In the period since ww2, art that involves nature or natural processes has taken diverse forms, from the huge spiral artworks of Robert Smithson created on the shore of the great Salt Lakes, to the walks of Richard Long through the English landscape, to Andy Goldsworthy’s ephemeral leaf or ice sculptures in outdoor settings. Within such art, there has always been the question: is the immediate experience of the natural world translatable into a gallery? As artists still want their work to be seen and thought about, for better or worse the gallery is the best place – whether in the form of exquisite photographs (eg of Goldsworthy’s sculptures), photographs taken with indifference to art or framing (eg of Smithson’s Spiral Jetty), or data about a walk offering ‘evidence’ of the artwork (eg Long).

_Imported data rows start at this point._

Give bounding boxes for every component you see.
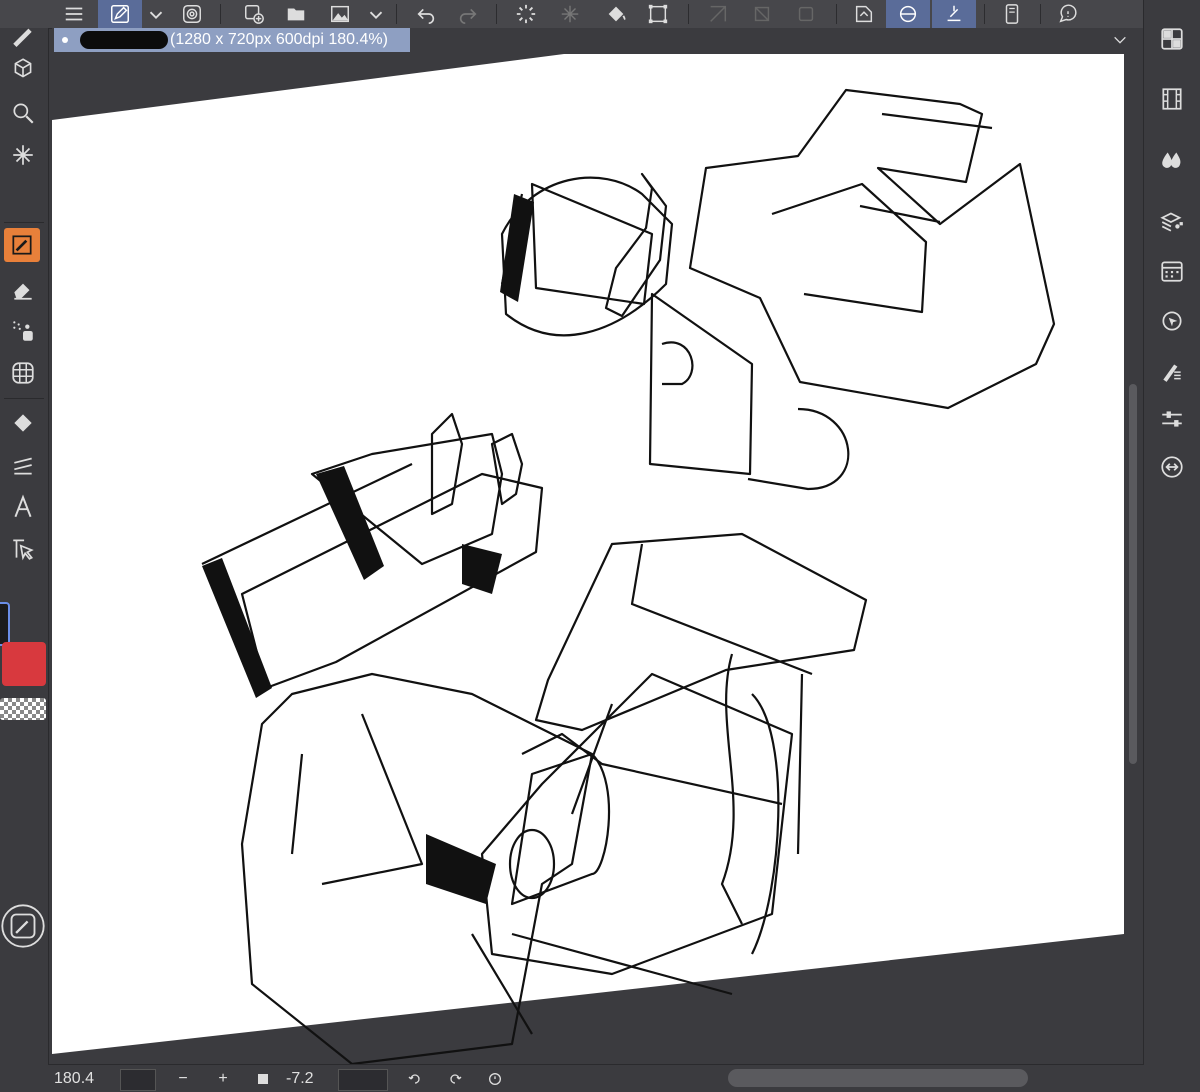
select-arrow-icon[interactable] (0, 532, 46, 566)
navigator-icon[interactable] (1144, 302, 1200, 340)
dropdown-icon[interactable] (142, 0, 170, 28)
phone-icon[interactable] (994, 0, 1030, 28)
reset-rotation-icon[interactable] (480, 1065, 510, 1092)
canvas-viewport[interactable] (52, 54, 1124, 1064)
zoom-slider-field[interactable] (120, 1069, 156, 1091)
rotate-right-icon[interactable] (440, 1065, 470, 1092)
canvas-rotate-icon[interactable] (0, 896, 46, 956)
status-bar: 180.4 − + -7.2 (48, 1064, 1144, 1092)
vertical-scrollbar[interactable] (1126, 54, 1140, 1064)
tab-modified-dot (62, 37, 68, 43)
calendar-icon[interactable] (1144, 252, 1200, 290)
droplets-icon[interactable] (1144, 140, 1200, 178)
transform-icon[interactable] (744, 0, 780, 28)
text-icon[interactable] (0, 490, 46, 524)
document-info: (1280 x 720px 600dpi 180.4%) (170, 31, 388, 48)
eraser-icon[interactable] (0, 272, 46, 306)
help-icon[interactable] (1050, 0, 1086, 28)
magic-wand-icon[interactable] (0, 138, 46, 172)
color-grid-icon[interactable] (1144, 20, 1200, 58)
grid-icon[interactable] (0, 356, 46, 390)
zoom-out-button[interactable]: − (168, 1065, 198, 1092)
top-toolbar (0, 0, 1200, 29)
layer-icon[interactable] (846, 0, 882, 28)
zoom-value[interactable]: 180.4 (54, 1065, 114, 1092)
rotation-value[interactable]: -7.2 (286, 1065, 336, 1092)
horizontal-scrollbar-thumb[interactable] (728, 1069, 1028, 1087)
share-icon[interactable] (1144, 448, 1200, 486)
layers-shapes-icon[interactable] (1144, 202, 1200, 240)
brush-icon[interactable] (0, 20, 46, 48)
fill-icon[interactable] (598, 0, 634, 28)
undo-icon[interactable] (408, 0, 444, 28)
tab-list-chevron-icon[interactable] (1112, 32, 1128, 48)
menu-icon[interactable] (56, 0, 92, 28)
tool-property-icon[interactable] (886, 0, 930, 28)
secondary-color-swatch[interactable] (0, 602, 10, 646)
fill-icon[interactable] (0, 406, 46, 440)
zoom-in-button[interactable]: + (208, 1065, 238, 1092)
3d-object-icon[interactable] (0, 52, 46, 86)
new-canvas-icon[interactable] (236, 0, 272, 28)
transparent-color-swatch[interactable] (0, 698, 46, 720)
pen-settings-icon[interactable] (1144, 352, 1200, 390)
layer-move-icon[interactable] (0, 448, 46, 482)
document-tab[interactable]: (1280 x 720px 600dpi 180.4%) (54, 28, 410, 52)
left-toolbar (0, 28, 49, 1091)
edit-icon[interactable] (788, 0, 824, 28)
sliders-icon[interactable] (1144, 400, 1200, 438)
loading-icon[interactable] (508, 0, 544, 28)
document-tab-bar: (1280 x 720px 600dpi 180.4%) (52, 28, 1144, 54)
redacted-filename (80, 31, 168, 49)
canvas-drawing[interactable] (52, 54, 1124, 1064)
vertical-scrollbar-thumb[interactable] (1129, 384, 1137, 764)
rotate-left-icon[interactable] (400, 1065, 430, 1092)
fit-square-icon[interactable] (248, 1065, 278, 1092)
redo-icon[interactable] (450, 0, 486, 28)
dropdown-icon[interactable] (362, 0, 390, 28)
film-icon[interactable] (1144, 80, 1200, 118)
ruler-icon[interactable] (700, 0, 736, 28)
zoom-icon[interactable] (0, 96, 46, 130)
right-panel (1143, 0, 1200, 1091)
tool-property-icon[interactable] (932, 0, 976, 28)
airbrush-icon[interactable] (0, 314, 46, 348)
select-all-icon[interactable] (640, 0, 676, 28)
image-icon[interactable] (322, 0, 358, 28)
main-color-swatch[interactable] (2, 642, 46, 686)
spiral-icon[interactable] (174, 0, 210, 28)
pen-edit-icon[interactable] (98, 0, 142, 28)
rotation-slider-field[interactable] (338, 1069, 388, 1091)
open-folder-icon[interactable] (278, 0, 314, 28)
pencil-icon[interactable] (4, 228, 40, 262)
grid-fill-icon[interactable] (552, 0, 588, 28)
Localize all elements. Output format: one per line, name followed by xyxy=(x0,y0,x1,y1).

Anya Gallaccio (born 1963, UK) has an intriguing way of including natural processes within gallery-based artwork. She creates site-specific installations, often using organic matter such as flowers, fruit, ice, wax and chocolate. An artist who came of age at the same time as the more famous Damien Hirst, Gallaccio challenges the traditional idea that artworks should be a monument within a museum or a gallery; she makes art which changes over time, rotting, melting, being oxydised. It is art about ‘process’ as much as ‘object’, like an unruly experiment, the end result of which cannot be predicted; and as such it is hard to document with a simple photograph – being principled, she refuses to take photos of her own art to sell. She also emphasises the personal experience of the viewer: her work lives on not as photographs that she exhibits but as memories in those who experienced it as well as in the idea of the artwork itself. The emphasis on personal experience puts one in mind of Anthony Gormley’s perceptive comment that art is about ‘reasserting our first hand experience in present time’.
Some of Gallaccio’s artworks have been repeated at different sites. In ‘Preserve Beauty’ (1991-2003), between 1600 and 2000 red gardenias are arranged in four adjacent rectangular compositions underneath large panes of clear glass, with the flower heads facing out towards the viewer. Over time, the gardenias wither and die; as well as changes to the appearance of the work, there are changes to the smell in the gallery, and some flowers even fall out to rot on the floor. ‘Preserve Beauty’ has echoes of Dutch vanitas paintings of the 16th/17th century, which contained collections of objects symbolic of life’s transience and death’s inevitability – a meditation on decay, change, mortality.
The red gardenias, a mix of gerbera and daisies, are grown for commercial consumption and thus are a type of readymade according to Gallaccio – an everyday, often scentless and mass-produced object. These flowers are chosen as they blur the gap between ‘the natural’ and objects of a commodity culture. She explores this overlap between natural objects and those of disposable commodity culture, specifically in relation to the wastage and decay that is usually hidden from consumers. She has stated that, ‘we experience so much of the world at a mediated and sanitised distance, so I try to make art that is not complicit with this structure’.
In ‘Red on Green’ (2012) Gallaccio plucked the heads of 10,000 red roses and arranged them into large rectangle on a gallery floor. At first the installation might seem like a grand romantic gesture. However, Gallaccio’s interest is piqued in what the installation becomes over time. In a way, ‘Red on Green’ becomes a kind of natural performance as the field of red shifts to brown. The symbol of the rose is used as a starting point for meditating on the natural processes of death and decay.
For her installation ‘Stroke’ (2014-15), she constructed a room made of dark chocolate, inviting visitors to lick the walls if they so dared. The room was partly intended to be a feminine space in an art-world defined mostly by men: the artist sees her unusual material as one normally associated with the female domain and she thus brings the domestic out of the shadows, into the public arena. Painted in thick, gentle layers of chocolate, the room was dark and cavernous, a space to be entered into and experienced. The piece relied upon the viewer drawing meanings from the artwork, though it was as much about fantasy and anticipation as the actual (disappointing) experience of sitting in a chocolate room. As the artist explained, the real chocolate room was distinct from what one might have expected. As time wore on, the sweet odour turned sour; the chocolate, painted onto the walls, oxidised; insects moved into the space. More an encounter with decay and discomfort than with sensual pleasure.
Other works include Glaschu (1999), in which a pattern outline from a paisley carpet, drawn from flowers and foliage, pierces a thinly poured layer of cement floor in an elegant neo-classical interior, so that living verdure creeps from the meandering cracks. The theme of nature reclaiming its territory from human ruins is poignant.